Ericsson has been partnering with its customers on e-waste collection and the initiative has expanded to include creating awareness about e-waste and helping to ensure that end-of-life material is treated in an environmentally sound manner, said Freddrik Jejdling, head of sub-Saharan Africa operations at the company.
“Raising awareness and preventing e-waste from ending up on the streets is part of Ericsson’s social responsibility,” Jejdling said.
Ghana, Benin, Ivory Coast, Nigeria and Liberia are said to be among the hardest-hit countries in West Africa. In 2012, Ghana planned to ban imports of used air conditioners, television sets and used fridges, but the plans were shelved.
In 2013, the U.N. urged the Ghanaian government to support the country’s recycling sector to ensure it could cope with the huge amount of e-waste that ends up there.
The careless disposal of electronic equipment can cause significant health and environmental risks. E-waste can contain hazardous substances including heavy metals such as lead and mercury, as well as endocrine-disrupting substances such as brominated flame retardants.
Much of the recycling of e-waste that takes place in Africa occurs on an informal basis, often in unmonitored dumpsites or landfills.

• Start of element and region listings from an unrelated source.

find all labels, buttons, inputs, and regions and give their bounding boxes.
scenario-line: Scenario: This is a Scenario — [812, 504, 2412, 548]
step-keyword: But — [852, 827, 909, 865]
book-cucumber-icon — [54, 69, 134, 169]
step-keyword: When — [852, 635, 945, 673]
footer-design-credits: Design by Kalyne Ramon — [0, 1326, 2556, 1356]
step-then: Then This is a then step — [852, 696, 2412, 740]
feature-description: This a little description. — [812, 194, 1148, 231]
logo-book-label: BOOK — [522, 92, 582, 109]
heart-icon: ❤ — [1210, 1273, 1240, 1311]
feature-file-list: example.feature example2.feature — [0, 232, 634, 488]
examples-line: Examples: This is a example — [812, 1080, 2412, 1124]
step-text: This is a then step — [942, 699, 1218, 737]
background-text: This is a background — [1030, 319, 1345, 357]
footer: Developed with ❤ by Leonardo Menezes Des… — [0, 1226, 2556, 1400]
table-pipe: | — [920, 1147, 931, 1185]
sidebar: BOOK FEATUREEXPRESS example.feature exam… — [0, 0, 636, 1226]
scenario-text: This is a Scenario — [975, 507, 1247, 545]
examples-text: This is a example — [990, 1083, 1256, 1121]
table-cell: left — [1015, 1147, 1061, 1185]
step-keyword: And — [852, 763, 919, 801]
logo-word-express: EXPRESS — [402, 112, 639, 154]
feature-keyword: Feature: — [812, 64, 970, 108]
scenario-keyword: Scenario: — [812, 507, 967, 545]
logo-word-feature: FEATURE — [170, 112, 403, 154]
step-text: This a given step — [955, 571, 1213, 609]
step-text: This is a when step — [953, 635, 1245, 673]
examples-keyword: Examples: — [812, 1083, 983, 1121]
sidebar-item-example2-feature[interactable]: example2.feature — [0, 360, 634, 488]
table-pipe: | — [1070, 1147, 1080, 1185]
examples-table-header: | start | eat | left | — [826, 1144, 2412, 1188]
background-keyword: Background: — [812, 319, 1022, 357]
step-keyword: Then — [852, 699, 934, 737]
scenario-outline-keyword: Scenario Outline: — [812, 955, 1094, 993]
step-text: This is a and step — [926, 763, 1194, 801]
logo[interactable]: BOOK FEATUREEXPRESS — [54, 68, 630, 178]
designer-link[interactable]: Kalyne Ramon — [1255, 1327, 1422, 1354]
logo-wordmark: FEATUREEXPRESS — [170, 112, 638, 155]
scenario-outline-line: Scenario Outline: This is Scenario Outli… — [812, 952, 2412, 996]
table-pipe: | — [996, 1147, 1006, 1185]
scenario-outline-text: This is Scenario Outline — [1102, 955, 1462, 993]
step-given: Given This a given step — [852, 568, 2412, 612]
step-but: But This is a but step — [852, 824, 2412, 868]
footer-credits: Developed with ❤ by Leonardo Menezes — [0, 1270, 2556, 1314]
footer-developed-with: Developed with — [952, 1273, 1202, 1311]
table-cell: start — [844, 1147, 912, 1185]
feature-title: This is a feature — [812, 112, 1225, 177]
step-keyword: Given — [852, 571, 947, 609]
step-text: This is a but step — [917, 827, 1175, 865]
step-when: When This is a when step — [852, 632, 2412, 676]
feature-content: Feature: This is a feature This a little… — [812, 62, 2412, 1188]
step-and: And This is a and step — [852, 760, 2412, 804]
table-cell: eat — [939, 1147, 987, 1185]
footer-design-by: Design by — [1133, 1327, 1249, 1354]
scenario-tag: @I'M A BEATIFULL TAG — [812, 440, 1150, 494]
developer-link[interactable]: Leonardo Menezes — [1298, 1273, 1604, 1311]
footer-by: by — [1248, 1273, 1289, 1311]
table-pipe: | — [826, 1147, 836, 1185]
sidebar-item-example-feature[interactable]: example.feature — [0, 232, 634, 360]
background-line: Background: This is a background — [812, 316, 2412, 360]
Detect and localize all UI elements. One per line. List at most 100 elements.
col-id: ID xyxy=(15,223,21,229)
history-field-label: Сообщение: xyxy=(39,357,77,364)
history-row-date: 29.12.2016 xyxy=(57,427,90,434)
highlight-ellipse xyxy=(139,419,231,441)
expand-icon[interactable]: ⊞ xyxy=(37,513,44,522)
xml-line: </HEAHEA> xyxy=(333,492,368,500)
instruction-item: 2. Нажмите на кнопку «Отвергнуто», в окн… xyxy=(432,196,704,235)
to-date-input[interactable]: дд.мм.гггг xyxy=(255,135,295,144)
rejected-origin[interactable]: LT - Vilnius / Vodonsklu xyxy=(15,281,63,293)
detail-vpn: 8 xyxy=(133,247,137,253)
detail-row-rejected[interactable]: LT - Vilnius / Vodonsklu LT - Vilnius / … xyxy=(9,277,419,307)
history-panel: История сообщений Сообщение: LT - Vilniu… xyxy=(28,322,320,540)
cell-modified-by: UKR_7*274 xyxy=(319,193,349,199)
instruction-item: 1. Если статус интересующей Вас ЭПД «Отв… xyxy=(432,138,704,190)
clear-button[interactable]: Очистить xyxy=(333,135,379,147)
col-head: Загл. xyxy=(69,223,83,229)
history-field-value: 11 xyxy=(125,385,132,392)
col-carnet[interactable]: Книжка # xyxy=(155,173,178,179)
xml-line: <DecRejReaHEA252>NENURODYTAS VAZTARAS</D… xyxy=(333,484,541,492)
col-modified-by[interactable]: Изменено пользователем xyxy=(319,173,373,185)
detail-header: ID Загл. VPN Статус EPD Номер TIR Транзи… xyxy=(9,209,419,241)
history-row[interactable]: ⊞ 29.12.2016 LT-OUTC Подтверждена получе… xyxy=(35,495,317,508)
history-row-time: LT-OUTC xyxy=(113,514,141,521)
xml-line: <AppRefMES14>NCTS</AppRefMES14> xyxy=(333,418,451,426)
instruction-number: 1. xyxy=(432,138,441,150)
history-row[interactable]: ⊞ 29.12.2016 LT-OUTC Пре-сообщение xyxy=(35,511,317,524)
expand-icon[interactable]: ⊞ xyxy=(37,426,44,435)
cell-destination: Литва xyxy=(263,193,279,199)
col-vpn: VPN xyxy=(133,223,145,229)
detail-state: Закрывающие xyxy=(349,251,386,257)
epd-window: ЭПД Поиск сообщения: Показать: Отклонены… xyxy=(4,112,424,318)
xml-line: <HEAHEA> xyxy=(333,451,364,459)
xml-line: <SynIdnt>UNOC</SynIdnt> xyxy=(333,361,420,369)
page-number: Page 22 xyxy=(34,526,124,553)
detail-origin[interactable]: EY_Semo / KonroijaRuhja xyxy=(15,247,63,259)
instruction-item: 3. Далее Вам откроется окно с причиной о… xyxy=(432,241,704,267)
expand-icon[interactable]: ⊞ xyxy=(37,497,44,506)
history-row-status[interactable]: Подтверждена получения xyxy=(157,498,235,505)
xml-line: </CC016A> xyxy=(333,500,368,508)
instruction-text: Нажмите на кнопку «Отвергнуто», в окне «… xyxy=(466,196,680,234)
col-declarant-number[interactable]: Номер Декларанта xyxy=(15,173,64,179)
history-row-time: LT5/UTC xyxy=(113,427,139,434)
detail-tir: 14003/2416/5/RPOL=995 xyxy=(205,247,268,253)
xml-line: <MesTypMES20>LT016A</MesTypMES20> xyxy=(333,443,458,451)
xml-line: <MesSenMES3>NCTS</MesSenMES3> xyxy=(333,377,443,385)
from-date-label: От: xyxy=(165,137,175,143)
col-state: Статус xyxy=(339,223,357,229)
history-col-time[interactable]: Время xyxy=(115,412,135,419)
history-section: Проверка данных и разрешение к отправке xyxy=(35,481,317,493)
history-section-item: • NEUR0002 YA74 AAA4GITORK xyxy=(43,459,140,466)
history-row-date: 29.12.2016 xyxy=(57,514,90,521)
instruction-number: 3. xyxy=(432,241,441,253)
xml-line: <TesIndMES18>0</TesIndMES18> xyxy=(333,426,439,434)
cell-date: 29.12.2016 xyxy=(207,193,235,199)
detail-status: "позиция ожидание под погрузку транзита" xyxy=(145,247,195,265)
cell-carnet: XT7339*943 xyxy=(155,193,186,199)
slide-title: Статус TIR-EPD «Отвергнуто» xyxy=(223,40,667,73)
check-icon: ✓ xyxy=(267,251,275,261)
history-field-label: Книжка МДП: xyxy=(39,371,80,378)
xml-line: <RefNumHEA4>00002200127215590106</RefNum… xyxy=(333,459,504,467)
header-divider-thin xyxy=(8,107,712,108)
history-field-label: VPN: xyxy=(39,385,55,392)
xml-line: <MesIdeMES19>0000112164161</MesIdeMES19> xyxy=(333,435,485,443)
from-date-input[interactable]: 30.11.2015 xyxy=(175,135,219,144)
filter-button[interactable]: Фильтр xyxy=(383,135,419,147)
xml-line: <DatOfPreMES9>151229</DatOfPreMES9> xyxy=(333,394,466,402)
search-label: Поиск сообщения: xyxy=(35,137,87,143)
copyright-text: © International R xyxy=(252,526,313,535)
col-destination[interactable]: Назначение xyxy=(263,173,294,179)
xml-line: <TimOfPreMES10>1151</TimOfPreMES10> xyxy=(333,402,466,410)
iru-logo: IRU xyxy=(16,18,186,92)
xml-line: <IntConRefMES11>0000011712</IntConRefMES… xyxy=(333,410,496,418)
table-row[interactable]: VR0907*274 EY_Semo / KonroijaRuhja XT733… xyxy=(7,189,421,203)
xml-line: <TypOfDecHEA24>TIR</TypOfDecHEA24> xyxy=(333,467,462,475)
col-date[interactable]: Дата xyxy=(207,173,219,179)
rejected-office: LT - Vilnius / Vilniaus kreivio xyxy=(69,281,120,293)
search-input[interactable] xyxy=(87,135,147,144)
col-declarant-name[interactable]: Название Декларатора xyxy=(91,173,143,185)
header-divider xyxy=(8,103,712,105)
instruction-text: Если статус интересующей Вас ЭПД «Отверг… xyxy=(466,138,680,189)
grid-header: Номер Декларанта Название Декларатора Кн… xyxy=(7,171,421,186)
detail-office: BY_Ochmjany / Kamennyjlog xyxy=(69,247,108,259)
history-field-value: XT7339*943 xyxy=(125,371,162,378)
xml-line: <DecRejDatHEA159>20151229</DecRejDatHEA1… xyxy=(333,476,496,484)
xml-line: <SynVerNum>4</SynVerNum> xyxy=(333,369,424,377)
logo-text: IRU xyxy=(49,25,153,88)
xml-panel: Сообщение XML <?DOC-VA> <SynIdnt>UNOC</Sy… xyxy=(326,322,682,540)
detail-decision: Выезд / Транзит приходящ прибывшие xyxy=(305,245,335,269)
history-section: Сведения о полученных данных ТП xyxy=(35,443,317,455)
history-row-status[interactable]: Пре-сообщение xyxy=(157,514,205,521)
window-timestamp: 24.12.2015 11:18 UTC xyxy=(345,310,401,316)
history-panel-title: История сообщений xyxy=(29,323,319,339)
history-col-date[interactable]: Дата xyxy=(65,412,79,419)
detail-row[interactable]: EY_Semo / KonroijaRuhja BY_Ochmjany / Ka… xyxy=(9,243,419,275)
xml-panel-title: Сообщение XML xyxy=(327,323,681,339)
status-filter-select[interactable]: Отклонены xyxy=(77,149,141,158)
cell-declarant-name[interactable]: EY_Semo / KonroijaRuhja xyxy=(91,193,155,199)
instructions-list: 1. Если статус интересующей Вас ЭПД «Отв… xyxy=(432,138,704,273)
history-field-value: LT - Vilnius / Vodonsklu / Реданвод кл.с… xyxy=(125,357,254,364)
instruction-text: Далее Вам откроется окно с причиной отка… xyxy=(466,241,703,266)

The problem is that most African countries do not yet have ICT policies to support the establishment of e-waste plants.
Even countries that have ICT policies do not seem to have an interest in establishing e-waste plants. Zambia for example, has an ICT policy but has no e-waste plant. In East Africa, only Kenya has an e-waste recycling plant, while in Southern Africa, only South Africa has recycling plants.
So far in Africa, only a few countries, including Zambia and Uganda, have managed to impose a ban of imports on counterfeit electronic products and products, whose lifecycle generally is short.
Edith Mwale, telecom analyst at Africa Center for ICT Development said via phone that, “Africa is facing e-waste problems because of lack of political will and also because the danger caused to human life by careless disposal of e-waste is minimized.”